Face à ces révélations, il est impossible de croire que les experts du FMI et de la Banque mondiale, qui scrutent habituellement les comptes des pays sous assistance financière avec une rigueur quasi inquisitoriale, n’aient rien vu venir. Leur indulgence interroge : ont-ils volontairement fermé les yeux pour ne pas fragiliser un régime qui leur convenait politiquement ? Ont-ils accepté d’être les complices silencieux d’un carnage financier dont les Sénégalais payent aujourd’hui le prix fort ?

Les révélations du rapport confirment les alertes lancées dès 2024 par les nouvelles autorités. Le 26 septembre, Ousmane Sonko, alors Premier ministre, dénonçait déjà un “mensonge d’État” sur la situation économique du Sénégal. Bassirou Diomaye Faye, devenu président, avait lui aussi mis en garde contre un naufrage budgétaire bien plus grave que ce que l’ancien régime voulait bien admettre.

À l’époque, ces avertissements avaient été balayés d’un revers de main par les partisans de Macky Sall, soutenus par certains médias complaisants. Aujourd’hui, la Cour des comptes vient de clouer le bec aux derniers défenseurs de cette gestion calamiteuse. Les chiffres truqués du régime sont exposés au grand jour, et ils révèlent une tromperie d’une ampleur inédite.

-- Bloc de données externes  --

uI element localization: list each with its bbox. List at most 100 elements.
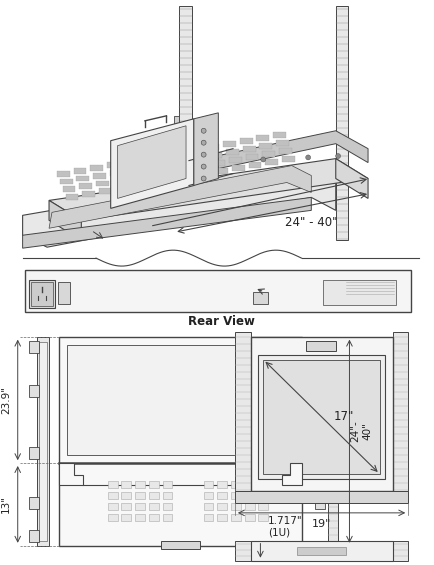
Bar — [37, 337, 49, 546]
Bar — [244, 492, 254, 499]
Bar — [203, 503, 213, 510]
Circle shape — [156, 293, 157, 294]
Bar — [30, 530, 39, 542]
Bar — [250, 337, 391, 491]
Polygon shape — [59, 463, 83, 485]
Circle shape — [162, 293, 164, 294]
Bar — [148, 492, 158, 499]
Bar — [58, 282, 69, 304]
Bar — [121, 514, 131, 521]
Bar — [135, 503, 145, 510]
Bar — [108, 503, 117, 510]
Polygon shape — [162, 168, 175, 175]
Polygon shape — [190, 147, 202, 153]
Polygon shape — [59, 179, 72, 185]
Circle shape — [305, 155, 310, 160]
Polygon shape — [66, 194, 78, 201]
Bar — [250, 541, 391, 560]
Polygon shape — [151, 290, 179, 302]
Circle shape — [173, 297, 174, 299]
Bar — [217, 514, 227, 521]
Polygon shape — [148, 180, 161, 185]
Polygon shape — [206, 144, 219, 150]
Bar — [30, 447, 39, 459]
Polygon shape — [281, 463, 301, 485]
Circle shape — [201, 176, 206, 181]
Bar — [24, 270, 410, 312]
Bar — [258, 492, 268, 499]
Polygon shape — [242, 146, 255, 151]
Bar — [230, 514, 240, 521]
Polygon shape — [159, 160, 172, 167]
Text: 19": 19" — [311, 519, 331, 529]
Text: 24" - 40": 24" - 40" — [284, 216, 337, 229]
Circle shape — [159, 293, 161, 294]
Bar — [108, 492, 117, 499]
Bar — [217, 481, 227, 488]
Polygon shape — [23, 197, 311, 248]
Polygon shape — [276, 140, 288, 146]
Bar — [391, 332, 407, 491]
Polygon shape — [126, 167, 139, 172]
Bar — [244, 481, 254, 488]
Bar — [148, 481, 158, 488]
Polygon shape — [112, 177, 125, 184]
Text: 17": 17" — [333, 410, 353, 423]
Polygon shape — [140, 155, 152, 162]
Bar — [30, 341, 39, 353]
Bar — [230, 492, 240, 499]
Circle shape — [176, 297, 178, 299]
Bar — [217, 492, 227, 499]
Polygon shape — [145, 172, 158, 177]
Polygon shape — [173, 150, 186, 155]
Text: 23.9": 23.9" — [1, 386, 11, 414]
Circle shape — [169, 297, 171, 299]
Bar — [258, 503, 268, 510]
Circle shape — [201, 140, 206, 145]
Bar — [30, 280, 55, 308]
Polygon shape — [195, 163, 208, 168]
Bar — [135, 492, 145, 499]
Bar — [244, 514, 254, 521]
Bar — [108, 514, 117, 521]
Bar — [59, 337, 301, 546]
Circle shape — [166, 293, 167, 294]
Bar — [30, 385, 39, 397]
Bar — [315, 447, 324, 459]
Polygon shape — [179, 166, 191, 172]
Polygon shape — [156, 153, 169, 159]
Bar — [30, 497, 39, 509]
Polygon shape — [49, 166, 311, 228]
Bar — [258, 514, 268, 521]
Bar — [230, 503, 240, 510]
Polygon shape — [265, 159, 277, 164]
Bar — [135, 481, 145, 488]
Polygon shape — [226, 149, 238, 155]
Polygon shape — [212, 159, 225, 166]
Circle shape — [327, 285, 333, 291]
Polygon shape — [129, 175, 141, 180]
Bar — [135, 514, 145, 521]
Bar — [121, 503, 131, 510]
Circle shape — [159, 297, 161, 299]
Bar — [322, 280, 395, 305]
Polygon shape — [194, 113, 218, 185]
Polygon shape — [245, 154, 258, 159]
Polygon shape — [79, 184, 92, 189]
Bar — [306, 341, 335, 351]
Text: 24"-
40": 24"- 40" — [350, 420, 371, 442]
Polygon shape — [218, 131, 367, 168]
Polygon shape — [49, 159, 367, 220]
Bar — [244, 503, 254, 510]
Polygon shape — [198, 171, 211, 176]
Polygon shape — [62, 186, 75, 193]
Polygon shape — [262, 151, 274, 157]
Polygon shape — [90, 164, 102, 171]
Polygon shape — [278, 147, 291, 154]
Polygon shape — [57, 171, 69, 176]
Bar — [234, 491, 407, 503]
Bar — [121, 481, 131, 488]
Circle shape — [341, 285, 347, 291]
Polygon shape — [335, 159, 367, 198]
Circle shape — [201, 152, 206, 157]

Le FMI et la Banque mondiale : une inutilité patente pour les pays en développement

Ce scandale illustre, une fois de plus, l’inutilité, voire la toxicité, du FMI et de la Banque mondiale pour les économies en développement. Plutôt que d’aider réellement ces pays à assainir leurs finances, ces institutions semblent surtout servir d’outils politiques, capables de tolérer des manipulations comptables lorsqu’elles émanent de régimes dociles.

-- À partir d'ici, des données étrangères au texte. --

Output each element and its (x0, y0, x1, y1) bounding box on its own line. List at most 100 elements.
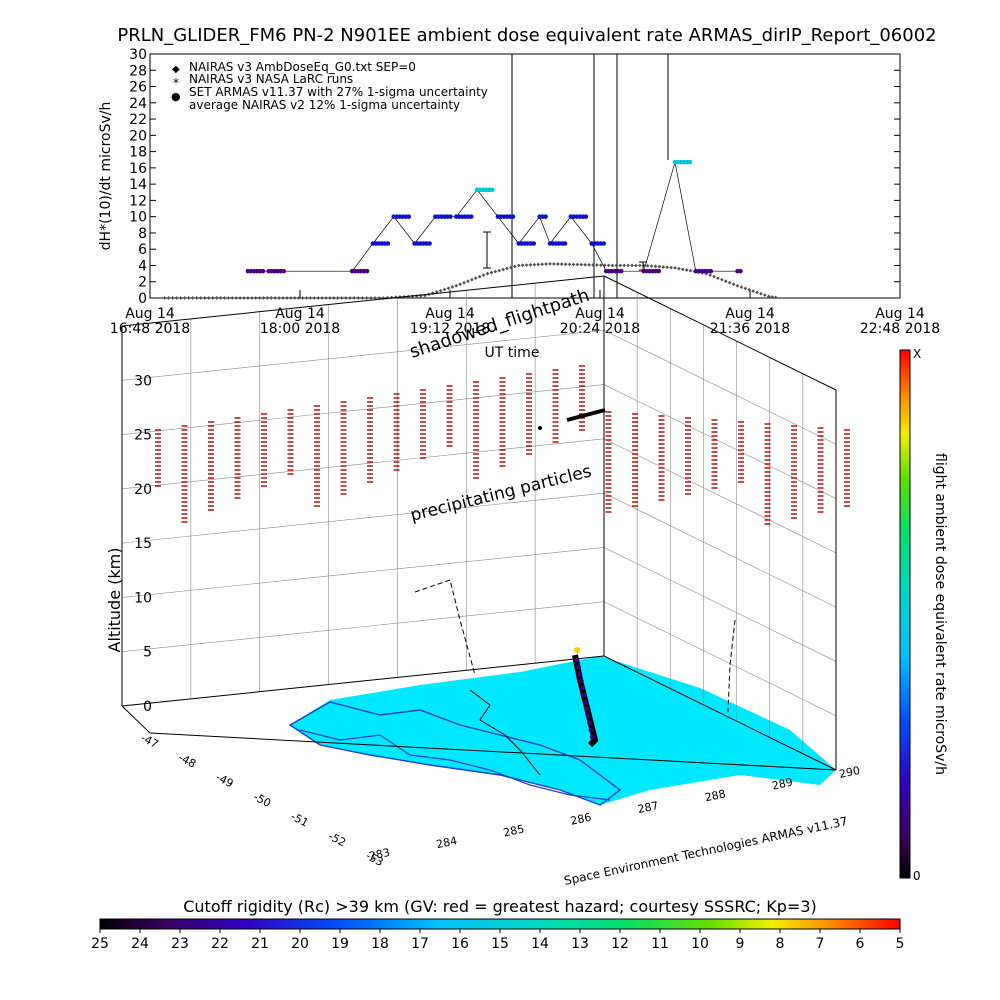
nairas-point (743, 286, 748, 291)
nairas-point (186, 296, 191, 300)
latitude-tick-label: -49 (214, 771, 236, 791)
latitude-tick-label: -51 (289, 810, 311, 830)
figure-title: PRLN_GLIDER_FM6 PN-2 N901EE ambient dose… (117, 25, 936, 46)
y-tick-label: 24 (129, 96, 147, 112)
latitude-tick-label: -52 (326, 830, 348, 850)
x-tick-label-time: 22:48 2018 (860, 321, 940, 337)
nairas-point (246, 296, 250, 300)
nairas-point (218, 296, 223, 300)
z-tick-label: 5 (143, 645, 152, 661)
flight-sample (582, 699, 588, 705)
nairas-point (720, 277, 724, 282)
longitude-tick-label: 285 (502, 822, 525, 839)
armas-point (489, 187, 495, 193)
dose-colorbar-min: 0 (913, 869, 921, 883)
flight-sample (581, 692, 587, 698)
nairas-point (528, 263, 533, 267)
flight-sample (589, 734, 595, 740)
credit-label: Space Environment Technologies ARMAS v11… (563, 814, 849, 888)
wall-grid-horizontal (121, 547, 605, 598)
nairas-point (493, 269, 498, 274)
dose-colorbar-max: X (913, 347, 921, 361)
nairas-point (285, 296, 289, 300)
nairas-point (253, 296, 258, 300)
y-tick-label: 26 (129, 80, 147, 96)
z-tick-label: 0 (143, 699, 152, 715)
cutoff-tick-label: 10 (691, 936, 709, 952)
nairas-point (567, 262, 572, 267)
nairas-point (575, 262, 580, 267)
y-tick-label: 4 (138, 258, 147, 274)
top-plot-frame (149, 53, 901, 299)
nairas-point (324, 296, 328, 300)
x-tick-label-time: 19:12 2018 (410, 321, 490, 337)
wall-grid-horizontal (603, 547, 837, 662)
armas-point (656, 268, 662, 274)
nairas-point (712, 274, 716, 279)
cutoff-tick-label: 11 (651, 936, 669, 952)
x-tick-label-date: Aug 14 (875, 306, 925, 322)
nairas-point (716, 276, 720, 281)
nairas-point (194, 296, 199, 300)
nairas-point (300, 296, 305, 300)
nairas-point (190, 296, 195, 300)
armas-point (448, 214, 453, 219)
nairas-point (669, 265, 673, 270)
x-tick-label-time: 21:36 2018 (710, 321, 790, 337)
nairas-point (166, 296, 171, 300)
legend-symbol-nairas-g0: ◆ (172, 64, 180, 75)
cube-edge (603, 655, 837, 771)
nairas-point (665, 265, 670, 270)
y-tick-label: 28 (129, 63, 147, 79)
cutoff-tick-label: 5 (896, 936, 905, 952)
longitude-tick-label: 289 (771, 776, 794, 793)
legend-symbol-nairas-larc: * (173, 76, 179, 90)
x-tick-label-date: Aug 14 (125, 306, 175, 322)
longitude-tick-label: 286 (569, 811, 592, 828)
z-tick-label: 20 (134, 482, 152, 498)
nairas-point (450, 285, 455, 289)
nairas-point (747, 287, 752, 292)
nairas-point (680, 267, 685, 272)
nairas-point (516, 263, 521, 268)
nairas-point (759, 291, 763, 296)
y-tick-label: 10 (129, 210, 147, 226)
nairas-point (595, 263, 599, 267)
nairas-point (442, 287, 447, 292)
y-tick-label: 6 (138, 242, 147, 258)
nairas-point (261, 296, 266, 300)
nairas-point (230, 296, 235, 300)
nairas-point (182, 296, 187, 300)
wall-grid-horizontal (121, 601, 605, 653)
cutoff-tick-label: 7 (816, 936, 825, 952)
nairas-point (214, 296, 219, 300)
nairas-point (626, 263, 630, 268)
nairas-point (174, 296, 179, 300)
flight-sample (584, 706, 590, 712)
legend-label-armas: SET ARMAS v11.37 with 27% 1-sigma uncert… (189, 85, 488, 99)
altitude-axis-label: Altitude (km) (105, 548, 124, 653)
nairas-point (583, 262, 587, 267)
flight-path-3d (538, 408, 606, 748)
flight-sample-high (574, 647, 580, 653)
cutoff-tick-label: 24 (131, 936, 149, 952)
nairas-point (649, 264, 654, 268)
nairas-point (555, 262, 560, 266)
flight-path-altitude (566, 408, 606, 422)
nairas-point (544, 262, 548, 266)
nairas-point (352, 296, 357, 300)
flight-sample (575, 664, 581, 670)
nairas-point (634, 263, 638, 268)
nairas-point (708, 273, 712, 277)
wall-grid-horizontal (121, 438, 605, 490)
nairas-point (312, 296, 317, 300)
armas-point (406, 214, 412, 219)
nairas-point (618, 263, 623, 268)
nairas-point (360, 296, 365, 300)
longitude-tick-label: 290 (838, 764, 861, 781)
armas-point (385, 241, 391, 246)
nairas-point (505, 266, 509, 271)
cutoff-tick-label: 12 (611, 936, 629, 952)
nairas-point (438, 288, 443, 293)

Combien de fois a-t-on vu ces mêmes institutions imposer des ajustements structurels brutaux à des pays endettés, exigeant des coupes budgétaires drastiques, des privatisations à marche forcée et des réformes antisociales sous prétexte de “rigueur économique” ? Mais lorsque des milliards disparaissent sous un régime ami, leur vigilance s’évapore comme par enchantement.

En validant des données mensongères, le FMI et la Banque mondiale ont non seulement permis la perpétuation d’un pillage d’État, mais ils ont aussi contribué à précipiter le Sénégal dans une crise financière dont il aura du mal à se relever. Ce énième scandale prouve, s’il en était encore besoin, que ces institutions ne sont jamais les alliées des peuples, mais bien les instruments d’une politique économique biaisée, où la complaisance envers certains dirigeants prime sur la transparence et la rigueur.

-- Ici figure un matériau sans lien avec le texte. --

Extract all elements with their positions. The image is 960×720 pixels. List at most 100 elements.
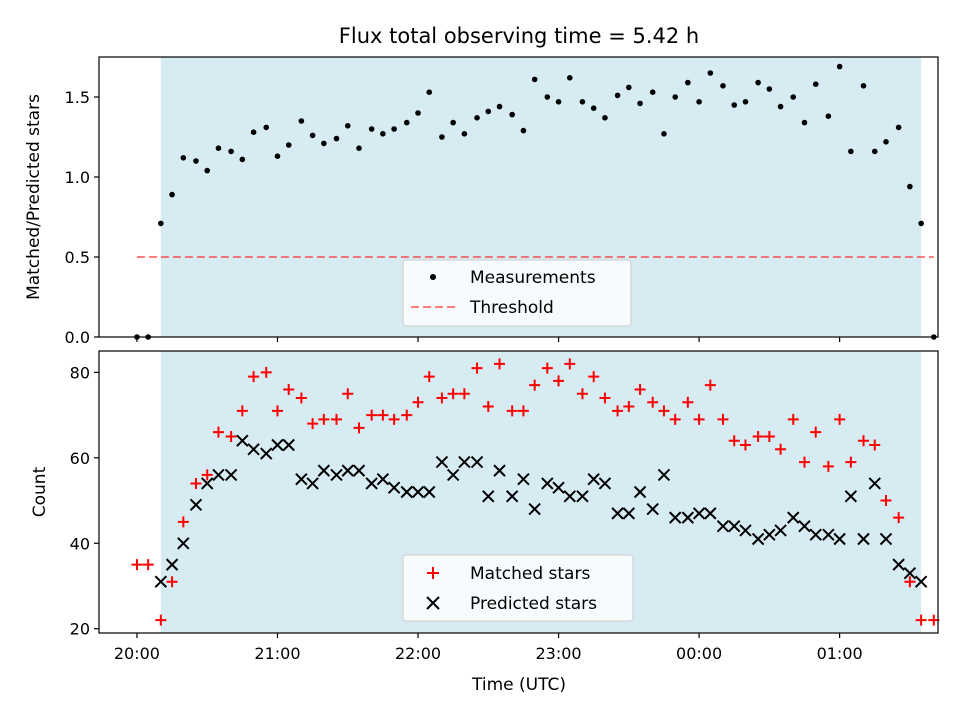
- measurement-point: [766, 86, 773, 92]
- predicted-star-point: [598, 477, 612, 490]
- predicted-star-point: [165, 558, 179, 571]
- measurement-point: [602, 115, 608, 121]
- matched-star-point: [612, 405, 624, 417]
- measurement-point: [509, 111, 515, 118]
- matched-star-point: [553, 375, 565, 387]
- bottom-y-tick-label: 40: [70, 534, 90, 553]
- predicted-star-point: [611, 507, 624, 520]
- top-y-tick-label: 0.0: [65, 328, 90, 347]
- matched-star-point: [506, 405, 518, 417]
- matched-star-point: [775, 443, 787, 455]
- measurement-point: [871, 148, 878, 155]
- predicted-star-point: [892, 558, 905, 571]
- matched-star-point: [599, 392, 611, 404]
- measurement-point: [696, 99, 702, 105]
- measurement-point: [777, 103, 784, 110]
- matched-star-point: [647, 396, 659, 408]
- predicted-star-point: [668, 511, 682, 524]
- predicted-star-point: [903, 566, 917, 580]
- predicted-star-point: [809, 528, 822, 541]
- measurement-point: [614, 92, 621, 99]
- measurement-point: [555, 99, 562, 105]
- measurement-point: [426, 89, 433, 95]
- predicted-star-point: [563, 490, 577, 503]
- matched-star-point: [763, 430, 775, 442]
- matched-star-point: [717, 413, 729, 425]
- predicted-star-point: [189, 498, 203, 512]
- x-tick-label: 21:00: [254, 644, 300, 663]
- measurement-point: [531, 76, 538, 83]
- predicted-star-point: [657, 468, 671, 482]
- predicted-star-point: [646, 502, 659, 516]
- measurement-point: [474, 115, 480, 121]
- measurement-point: [836, 63, 843, 70]
- predicted-star-point: [201, 477, 214, 490]
- measurement-point: [649, 89, 656, 95]
- x-tick-label: 22:00: [395, 644, 441, 663]
- matched-star-point: [166, 576, 178, 588]
- matched-star-point: [893, 512, 905, 524]
- measurement-point: [801, 119, 808, 126]
- predicted-star-point: [833, 532, 846, 546]
- chart-title: Flux total observing time = 5.42 h: [339, 24, 699, 48]
- matched-star-point: [366, 409, 378, 421]
- predicted-star-point: [387, 481, 401, 494]
- predicted-star-point: [681, 511, 695, 524]
- measurement-point: [907, 183, 913, 190]
- matched-star-point: [331, 413, 343, 425]
- measurement-point: [895, 124, 902, 131]
- matched-star-point: [798, 456, 810, 468]
- x-tick-label: 20:00: [114, 644, 160, 663]
- measurement-point: [883, 139, 889, 145]
- matched-star-point: [752, 430, 764, 442]
- measurement-point: [742, 99, 749, 105]
- matched-star-point: [728, 435, 740, 447]
- x-tick-label: 00:00: [676, 644, 722, 663]
- predicted-star-point: [914, 575, 928, 588]
- matched-star-point: [588, 371, 600, 383]
- matched-star-point: [236, 405, 248, 417]
- top-y-tick-label: 1.5: [65, 88, 90, 107]
- measurement-point: [239, 156, 246, 163]
- predicted-star-point: [376, 472, 390, 486]
- predicted-star-point: [154, 575, 168, 588]
- predicted-star-point: [435, 455, 449, 469]
- predicted-star-point: [716, 519, 730, 533]
- predicted-star-point: [739, 524, 752, 537]
- measurement-point: [918, 220, 924, 227]
- legend-measurements-marker: [430, 274, 436, 280]
- legend-matched-marker: [427, 567, 439, 579]
- matched-star-point: [564, 358, 576, 370]
- matched-star-point: [177, 516, 189, 528]
- predicted-star-point: [505, 490, 519, 503]
- predicted-star-point: [787, 511, 800, 524]
- matched-star-point: [682, 396, 694, 408]
- predicted-star-point: [295, 472, 308, 486]
- bottom-legend-box: [402, 554, 634, 622]
- measurement-point: [790, 94, 797, 100]
- measurement-point: [263, 124, 270, 131]
- measurement-point: [461, 131, 468, 137]
- measurement-point: [485, 108, 492, 115]
- matched-star-point: [318, 413, 330, 425]
- bottom-y-axis-label: Count: [30, 466, 50, 517]
- measurement-point: [707, 70, 714, 76]
- predicted-star-point: [704, 507, 717, 520]
- matched-star-point: [623, 401, 635, 413]
- predicted-star-point: [857, 532, 870, 546]
- matched-star-point: [458, 388, 470, 400]
- predicted-star-point: [482, 490, 495, 503]
- predicted-star-point: [352, 464, 366, 477]
- predicted-star-point: [306, 477, 319, 490]
- measurement-point: [403, 119, 410, 126]
- predicted-star-point: [224, 468, 238, 482]
- matched-star-point: [436, 392, 448, 404]
- measurement-point: [228, 148, 234, 155]
- matched-star-point: [576, 388, 588, 400]
- measurement-point: [848, 148, 854, 155]
- matched-star-point: [307, 418, 319, 430]
- matched-star-point: [822, 460, 834, 472]
- predicted-star-point: [212, 468, 225, 482]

Face à cette débâcle, la question d’une réforme en profondeur du système financier international se pose avec acuité. Peut-on encore confier la surveillance économique des États à des institutions qui ont prouvé leur partialité et leur incapacité à anticiper les crises ? Le cas du Sénégal n’est pas isolé : combien d’autres pays en développement ont vu leurs finances détruites sous le regard bienveillant du FMI et de la Banque mondiale ?

Alors que la nouvelle administration tente de redresser une situation catastrophique, le peuple sénégalais, lui, mesure l’ampleur du désastre. Il devra, une fois encore, payer le prix des errements d’un régime qui a trahi sa confiance, sous l’œil complice de ceux qui prétendaient garantir la stabilité économique du pays.